Unpacking the People vs. Things Divide in Gendered Field of Study Choice

Time: 
29.04.2025 - 13:45 to 15:15
Location : 
A 5,6 Raum A 231
Type of Event : 
AB A-Kolloquium
Lecturer: 
Benita Combet
Lecturer affiliation: 
Universtität Zürich
Description: 

Despite achieving formal gender equality, women and men often gravitate towards different educational and occupational pathways, particularly along the "people" dimension and the male-typed "things" dimension (e.g. Su and Rong 2009).  While women in general prefer socially interactive roles and men roles that involve technological aspects, it has remained unclear what specific characteristics drive these choices. For example, we do not know whether men dislike supporting people emotionally while being indifferent to working in teams. For women, it could be that they do not mind using technical gadgets, but are averse to developing the same devices.

To answer this question, we conducted a large-scale choice experiment with a representative group of Swiss high school students (N ~ 5000). They were presented with hypothetical fields of study that differed in several characteristics corresponding to the dimensions "people" and "things". In addition, we frame these characteristics as requiring skills that are either innate (fixed mindset) or can be acquired (growth mindset), assuming the latter will reduce gender-typed preferences.

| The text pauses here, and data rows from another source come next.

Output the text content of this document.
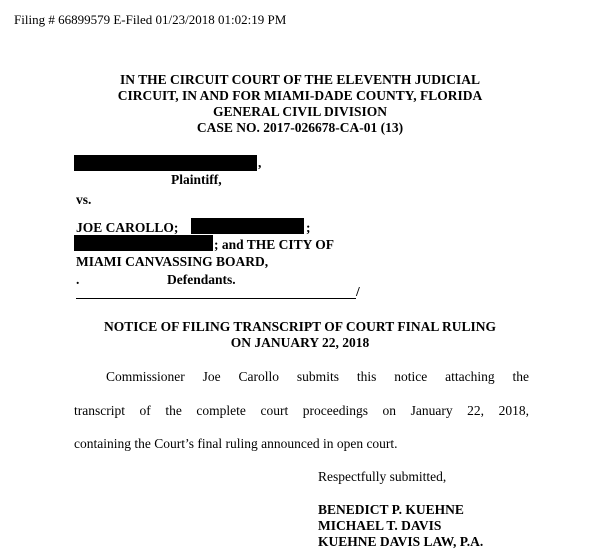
Filing # 66899579 E-Filed 01/23/2018 01:02:19 PM
IN THE CIRCUIT COURT OF THE ELEVENTH JUDICIAL
CIRCUIT, IN AND FOR MIAMI-DADE COUNTY, FLORIDA
GENERAL CIVIL DIVISION
CASE NO. 2017-026678-CA-01 (13)
,
Plaintiff,
vs.
JOE CAROLLO;	;
; and THE CITY OF
MIAMI CANVASSING BOARD,
.	Defendants.
/
NOTICE OF FILING TRANSCRIPT OF COURT FINAL RULING
ON JANUARY 22, 2018
Commissioner Joe Carollo submits this notice attaching the
transcript of the complete court proceedings on January 22, 2018,
containing the Court’s final ruling announced in open court.
Respectfully submitted,
BENEDICT P. KUEHNE
MICHAEL T. DAVIS
KUEHNE DAVIS LAW, P.A.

Our results show that women have a strong aversion to several traits in the "things" dimension, with the strongest aversion to programming, while they show a preference for analytical thinking. For men, we find neither strong aversions to traits in the "people" dimension, nor large preference differences between traits. Furthermore, framing these traits in terms of a growth mindset increases women's preferences for most traits in the "things" dimension. Conversely, this is not the case for men in the "people" dimension.